Quest'ottavo numero non fa che confermare l'alta qualità di questa serie. La conclusione della prima storia doppia è un albo adrenalinico, dal ritmo serrato e che vede Saguaro più disperato che mai per aver messo in serio pericolo la vita di un bambino messicano. E alla fine, nonostante i suoi sforzi, ne esce anche sconfitto e solo un colpo di fortuna salva le sorti del bambino (è pur sempre una serie politically correct).
I punti di forza di questa serie sono principalmente due: il primo è il personaggio di Saguaro, un uomo che di primo acchito sembra essere tagliato con l'accetta, ma che in realtà dimostra di possedere molte più debolezze. La sua maschera da duro gli permette di sopravvivere nel mondo di confine in cui si trova, ma interiormente sta compiendo un percorso di crescita di cui questo ottavo numero rappresenta il raggiungimento di un primo passo.
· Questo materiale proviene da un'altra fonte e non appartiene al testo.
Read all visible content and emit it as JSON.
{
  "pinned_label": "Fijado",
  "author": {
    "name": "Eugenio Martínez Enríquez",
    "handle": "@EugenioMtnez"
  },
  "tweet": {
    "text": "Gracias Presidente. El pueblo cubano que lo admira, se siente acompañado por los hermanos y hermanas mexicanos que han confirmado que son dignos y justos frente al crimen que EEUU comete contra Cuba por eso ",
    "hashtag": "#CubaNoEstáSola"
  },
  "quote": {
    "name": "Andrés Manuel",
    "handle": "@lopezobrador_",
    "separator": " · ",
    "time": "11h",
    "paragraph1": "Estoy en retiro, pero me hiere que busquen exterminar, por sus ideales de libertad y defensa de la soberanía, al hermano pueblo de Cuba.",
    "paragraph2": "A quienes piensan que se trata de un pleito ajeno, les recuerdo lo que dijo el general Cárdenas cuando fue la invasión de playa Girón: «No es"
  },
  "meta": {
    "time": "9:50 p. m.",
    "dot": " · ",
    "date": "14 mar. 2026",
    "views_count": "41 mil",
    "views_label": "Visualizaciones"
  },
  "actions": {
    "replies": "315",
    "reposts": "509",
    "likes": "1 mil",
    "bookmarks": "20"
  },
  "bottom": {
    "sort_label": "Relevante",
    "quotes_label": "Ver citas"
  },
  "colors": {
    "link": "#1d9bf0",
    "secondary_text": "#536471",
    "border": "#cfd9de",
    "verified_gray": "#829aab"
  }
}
Il secondo è l'ambientazione. Gli USA anni '70, i deserti dell'Arizona, le moto, le capanne indiane, i ranch, i messicani con il loro vicino confine e tutto il western moderno con le sue implicazioni sociali come la lotta per il  riconoscimento dei diritti dei nativi, all'epoca ancora in corso, conquistano subito il lettore, sia quello più vecchiotto, che in quegli anni era ragazzino, sia quello nato dopo, ma cresciuto con gli echi di quel decennio. E tutto ciò viene rese magnificamente dai disegni sempre precisi e pieni di particolari. Non so se dietro ci sia più documentazione di Enna o dei vari disegnatori, ma il fatto di vedere disegnati i vari arredamenti dei ranch, capanne e compagnia bella, rendono questo fumetto davvero bello da vedere perchè l'immersione in quel modo è facilitata non poco. Le copertine di Furnò, poi, sono dei veri e propri gioiellini cromaticamente pazzeschi. Sicuramente una serie da seguire con molto interesse ma col dovuto svago.